Anche stavolta è andata, e non è stato facile. Si sono dovuti cancellare, riga per riga, nomi e parole che ieri erano il mantra dell’Occidente e oggi risulterebbero altamente divisivi o pericolosi per le relazioni con l’altra parte dell’Atlantico.
Vladimir Putin, Volodymyr Zelensky, Ursula von der Leyen, Rearm Eu, sostegno militare all’Ucraina, riarmo, sono le citazioni sparite sia dall’intervento di Meloni sia dalla risoluzione della maggioranza. Tutto il resto va di conseguenza. La fuga in avanti degli inglesi e dei francesi è «complessa, rischiosa, poco efficace». Le rappresaglie contro i dazi americani sulle merci europee «non sono un buon affare». La difesa comune dell’Unione è un’utopia da sostituire con la creazione di un «pilastro europeo della Nato».
Meloni ha rivendicato la scelta di tre anni fa, quando da posizioni di opposizione, a poche ore dall’invasione dell’Ucraina, telefonò a Mario Draghi per garantire il suo sostegno. Ma è un fatto che, dopo nove o dieci voti parlamentari su documenti che citavano esplicitamente l’aiuto militare a Kiev, ora si manda all’approvazione una formula assai più generica: «Continuare a sostenere l’Ucraina per tutto il tempo necessario, fermo restando l’auspicio di una rapida conclusione dei negoziati di pace».
Leggere questa nuova fase solamente col filtro della rincorsa a Salvini e alle posizioni sovraniste della Lega sarebbe un errore di superficialità. La destra italiana si trova davanti a un problema assai più grande. Fin dalla fondazione, il suo rapporto con l’America è stato indiscutibile: un tabù che ha orientato tutta la sua storia politica, dall’inossidabile anticomunismo alle simpatie per ogni capopopolo civile o militare sostenuto dagli americani, ovunque nel mondo. Sono state anche le scelte della precedente amministrazione Usa a spingere Meloni dalla parte dell’Ucraina, senza se e senza ma, a costo di imboccare la via dell’unità nazionale con un «governo mai eletto da nessuno» che non aveva votato.
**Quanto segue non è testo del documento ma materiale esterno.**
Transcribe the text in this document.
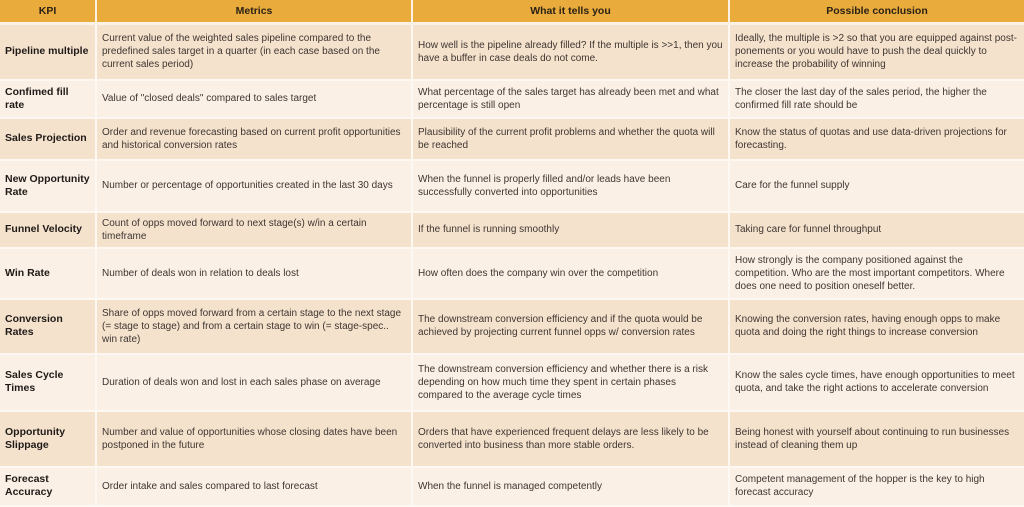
KPI	Metrics	What it tells you	Possible conclusion
Pipeline multiple	Current value of the weighted sales pipeline compared to the predefined sales target in a quarter (in each case based on the current sales period)	How well is the pipeline already filled? If the multiple is >>1, then you have a buffer in case deals do not come.	Ideally, the multiple is >2 so that you are equipped against post-ponements or you would have to push the deal quickly to increase the probability of winning
Confimed fill rate	Value of "closed deals" compared to sales target	What percentage of the sales target has already been met and what percentage is still open	The closer the last day of the sales period, the higher the confirmed fill rate should be
Sales Projection	Order and revenue forecasting based on current profit opportunities and historical conversion rates	Plausibility of the current profit problems and whether the quota will be reached	Know the status of quotas and use data-driven projections for forecasting.
New Opportunity Rate	Number or percentage of opportunities created in the last 30 days	When the funnel is properly filled and/or leads have been successfully converted into opportunities	Care for the funnel supply
Funnel Velocity	Count of opps moved forward to next stage(s) w/in a certain timeframe	If the funnel is running smoothly	Taking care for funnel throughput
Win Rate	Number of deals won in relation to deals lost	How often does the company win over the competition	How strongly is the company positioned against the competition. Who are the most important competitors. Where does one need to position oneself better.
Conversion Rates	Share of opps moved forward from a certain stage to the next stage (= stage to stage) and from a certain stage to win (= stage-spec.. win rate)	The downstream conversion efficiency and if the quota would be achieved by projecting current funnel opps w/ conversion rates	Knowing the conversion rates, having enough opps to make quota and doing the right things to increase conversion
Sales Cycle Times	Duration of deals won and lost in each sales phase on average	The downstream conversion efficiency and whether there is a risk depending on how much time they spent in certain phases compared to the average cycle times	Know the sales cycle times, have enough opportunities to meet quota, and take the right actions to accelerate conversion
Opportunity Slippage	Number and value of opportunities whose closing dates have been postponed in the future	Orders that have experienced frequent delays are less likely to be converted into business than more stable orders.	Being honest with yourself about continuing to run businesses instead of cleaning them up
Forecast Accuracy	Order intake and sales compared to last forecast	When the funnel is managed competently	Competent management of the hopper is the key to high forecast accuracy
Ma ora? La nuova America che preferisce i russi agli europei, bullizza Zelensky, dichiara una guerra commerciale contro i suoi storici alleati è qualcosa di inimmaginabile, uno choc. E stavolta il bivio davanti al quale si trova la premier è assai più divergente di ogni altro affrontato in precedenza nelle grandi partite internazionali: da una parte c’è l’intera vicenda della forza politica che guida, dall’altra il salto nel buio della scommessa europeista. Sarà difficile tenersi a lungo in equilibrio tra queste due sponde, ma intanto: anche stavolta è andata, un po’ di tempo è stato conquistato, poi si vedrà.